Keywords: Kampung Wisata, Implications, Malang City, Environmental Aspects
Melihat banyaknya wisatawan mancanegara yang datang berkunjung ke Indonesia, dapat dikatakan bahwa pariwisata di Indonesia sedang berkembang (Rahma dkk, 2013). Bukan hanya wisatawan mancanegara, namun wisatawan domestik juga menunjukkan mobilitas pariwisata yang cukup tinggi. Bahkan angka kunjungan dari wisatawan mancanegara dan wisatawan domestik naik dari angka yang ditargetkan (Laporan Kinerja Kementerian Pariwisata, 2016). UU No. 10 Tahun 2009 Bab I Pasal 1 Tentang Kepariwisataan menjelaskan bahwa pariwisata merupakan kegiatan berwisata yang di support dengan bermacam fasilitas dan layanan yang memadai dari masyarakat, pengelolah dan pemerintah.
Hal tersebut diatas yang mendukung diadakannya pembangunan secara besar-besaran pada pariwisata di Indoensia. Pembangunan pariwisatanya disesuaikan dengan daya tarik masing-masing daerah dengan mempertimbangkan minat serta kebutuhan dari wisatawan. Pariwisata yang murah, mearik dan memberikan suatu pengalaman yang berbeda adalah pariwisata yang di idamkan oleh banyak wisatawan. Sehingga pariwisata kampung merupakan salah satu alternatif pariwisata saat ini.

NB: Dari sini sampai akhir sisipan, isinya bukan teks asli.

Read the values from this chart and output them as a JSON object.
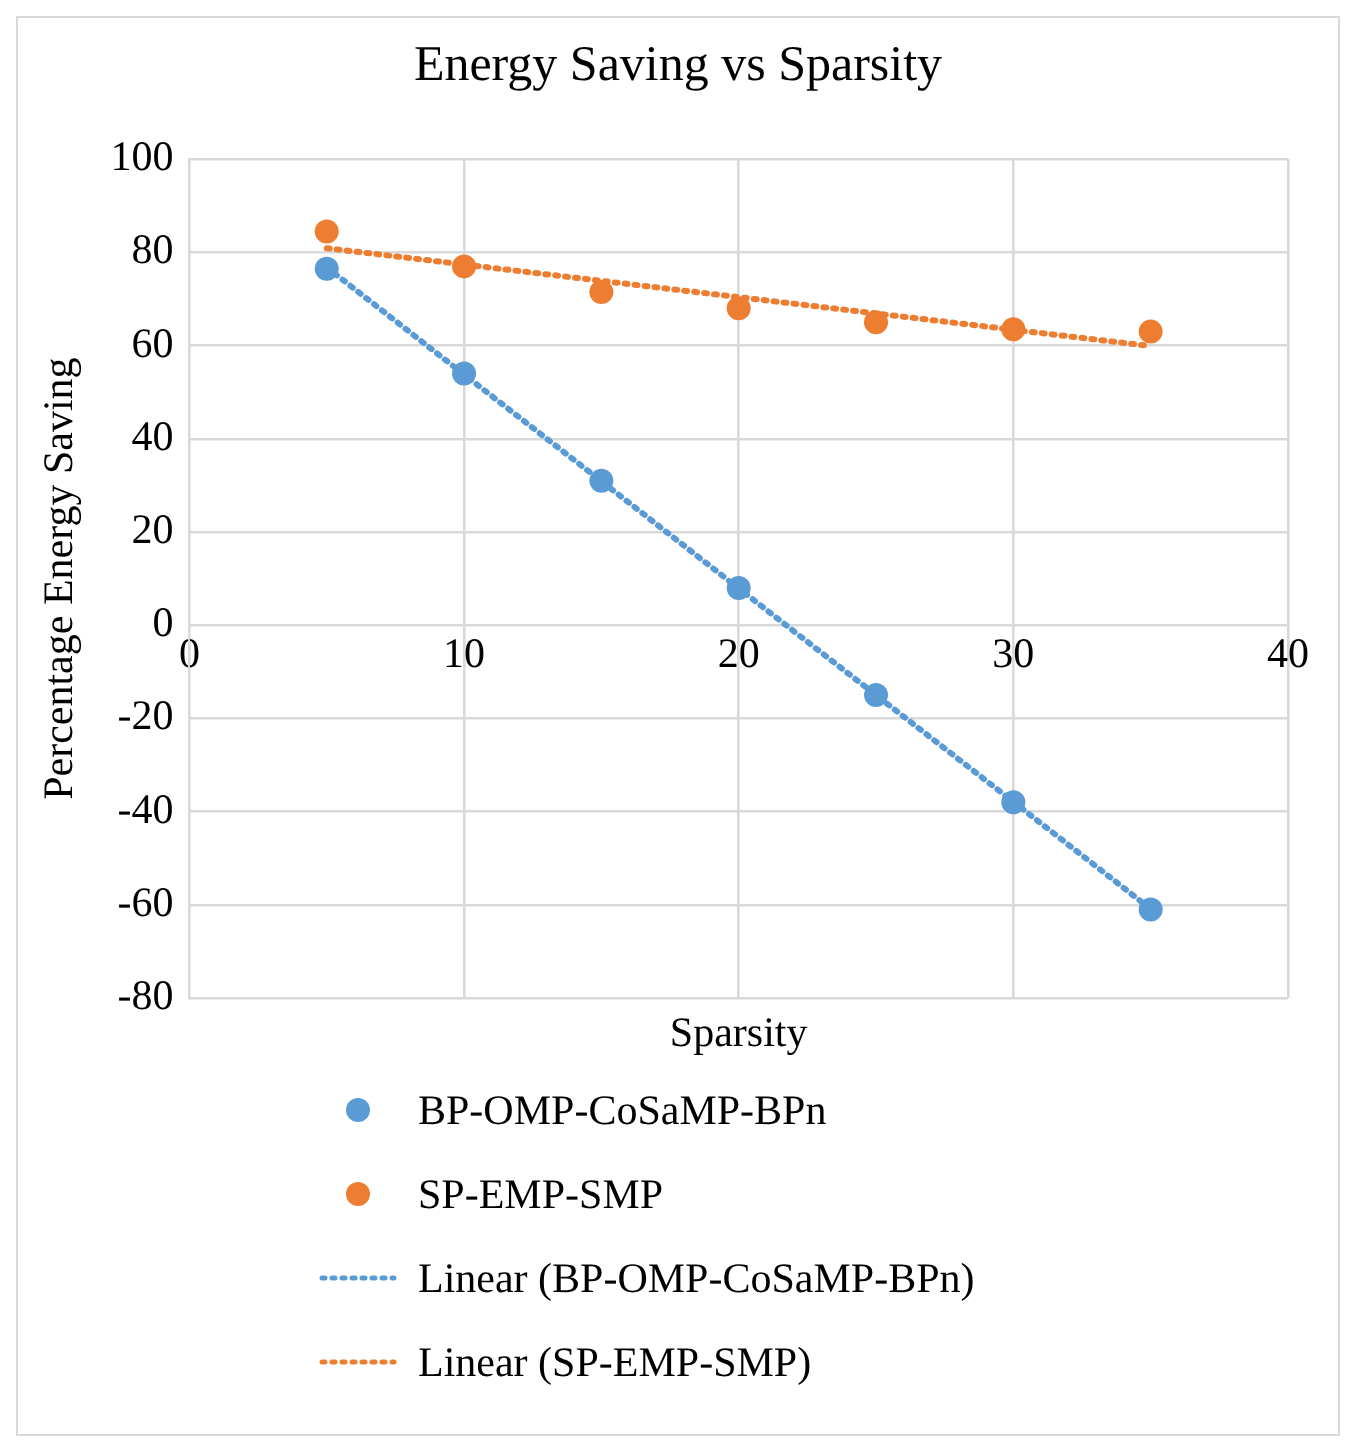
{
  "chart_data": {
    "type": "scatter",
    "title": "Energy Saving vs Sparsity",
    "xlabel": "Sparsity",
    "ylabel": "Percentage Energy Saving",
    "x": [
      5,
      10,
      15,
      20,
      25,
      30,
      35
    ],
    "series": [
      {
        "name": "BP-OMP-CoSaMP-BPn",
        "color": "#5b9bd5",
        "values": [
          76.5,
          54,
          31,
          8,
          -15,
          -38,
          -61
        ]
      },
      {
        "name": "SP-EMP-SMP",
        "color": "#ed7d31",
        "values": [
          84.5,
          77,
          71.5,
          68,
          65,
          63.5,
          63
        ]
      },
      {
        "name": "Linear (BP-OMP-CoSaMP-BPn)",
        "type": "line",
        "color": "#5b9bd5",
        "values": [
          76.8,
          53.8,
          30.9,
          7.9,
          -15,
          -37.9,
          -60.9
        ],
        "marker": "none",
        "line_style": "dotted"
      },
      {
        "name": "Linear (SP-EMP-SMP)",
        "type": "line",
        "color": "#ed7d31",
        "values": [
          80.9,
          77.4,
          73.9,
          70.4,
          66.9,
          63.4,
          59.9
        ],
        "marker": "none",
        "line_style": "dotted"
      }
    ],
    "marker": "circle",
    "xlim": [
      0,
      40
    ],
    "xticks": [
      0,
      10,
      20,
      30,
      40
    ],
    "ylim": [
      -80,
      100
    ],
    "yticks": [
      -80,
      -60,
      -40,
      -20,
      0,
      20,
      40,
      60,
      80,
      100
    ],
    "grid": true,
    "legend": "bottom"
  }
}
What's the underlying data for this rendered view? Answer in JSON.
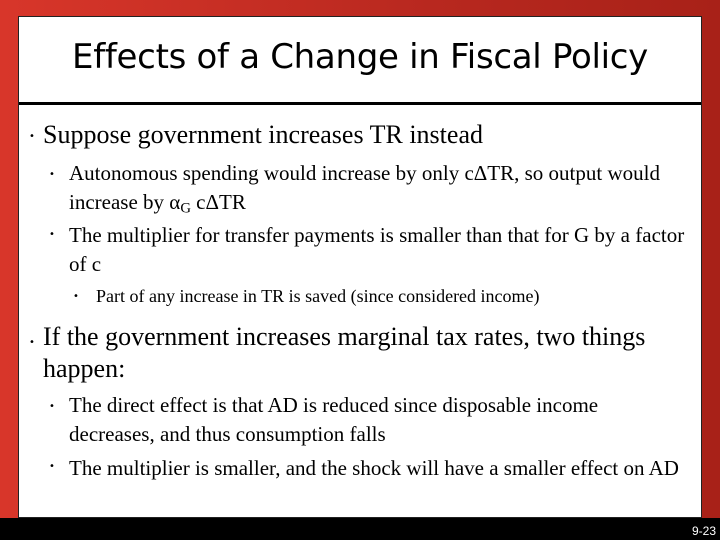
{
  "slide": {
    "title": "Effects of a Change in Fiscal Policy",
    "bullets": [
      {
        "text": "Suppose government increases TR instead",
        "sub": [
          {
            "pre": "Autonomous spending would increase by only cΔTR, so output would increase by ",
            "greek": "α",
            "subscript": "G",
            "post": " cΔTR"
          },
          {
            "text": "The multiplier for transfer payments is smaller than that for G by a factor of c"
          }
        ],
        "subsub": "Part of any increase in TR is saved (since considered income)"
      },
      {
        "text": "If the government increases marginal tax rates, two things happen:",
        "sub": [
          {
            "text": "The direct effect is that AD is reduced since disposable income decreases, and thus consumption falls"
          },
          {
            "text": "The multiplier is smaller, and the shock will have a smaller effect on AD"
          }
        ]
      }
    ],
    "page_number": "9-23"
  }
}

Pariwisata kampung atau biasa disebut kampung wisata merupakan kampung yang bertema. Tema yang ada disana juga disesuaikan dengan ciri khas dan keunggulan dari masing-masing daerah tersebut. Misalnya saja desa/kampung yang memiliki daya tarik alam seperti sawah dan hutan akan mengembangkan agrowisata dan lain-lain. Konsep dasar diadakannya desa/kampung wisata adalah guna mengolah potensi yang ada sedemikian rupa
untuk menunjang kesejahteraan masyarakat setempat (Mega Mirasa, 2007).

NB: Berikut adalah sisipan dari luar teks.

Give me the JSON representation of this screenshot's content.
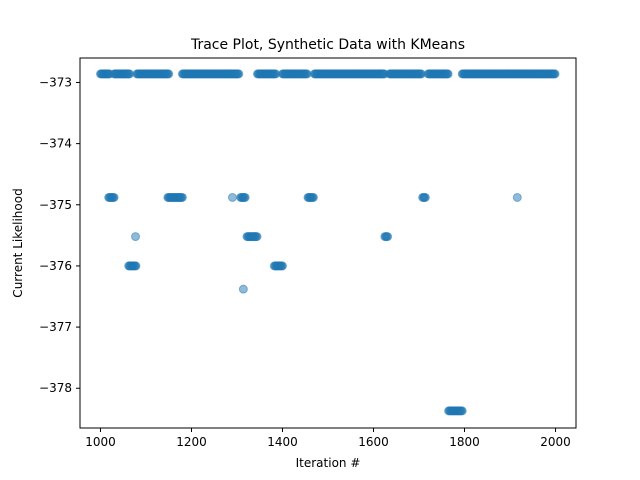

Berbagai jenis pariwisata kampung bermunculan, seperti halnya di Kota Malang, Jawa Timur. Berawal dari kampung yang kumuh lalu dirubah dan diperbaiki sedemikian rupa menjadi kampung yang memiliki daya tarik sendiri dan akhirnya mengundang wisatawan untuk datang. Kampung-kampung tersebut memiliki tema yang berbeda-beda, seperti Kampung Topeng Malangan, Kampung Hijau, Kampung Putih dan Kampung Wisata Jodipan (KWJ).
Kampung Wisata Jodipan (KWJ) adalah kampung kumuh pertama yang berkat program Coorporate Social Responsibility (CSR) dari sekelompok mahasiswa. Kini telah menjelma menjadi kampung warna-warni yang menarik dan mengundang wisatawan datang, baik itu wisatawan lokal maupun mancanegara. KWJ sendiri juga merupakan salah satu icon pariwisata di Kota Malang selain Gunung Bromo.
Pengembangan pariwisata yang terjadi di Kampung Wisata Jodipan memberikan beberapa implikasi bagi kampung dan masyarakat setempat, terutama pada aspek lingkungannya yang terlihat membaik dari kondisi sebelumnya.
Maka dari itu perlu ditinjau lebih lanjut mengenai “Implikasi Pengembangan Kampung Wisata Jodipan Terhadap Aspek Lingkungan di Kota Malang, Jawa Timur”.
Tinjauan penelitian dilakukan untuk menghidari penelitian ganda. Tinjauan penelitian juga dilakukan untuk menunjukkan persamaan dan
Vol. 9 No 1, 2021
perbedaan penelitian yang akan diteliti dengan penelitian sebelumnya.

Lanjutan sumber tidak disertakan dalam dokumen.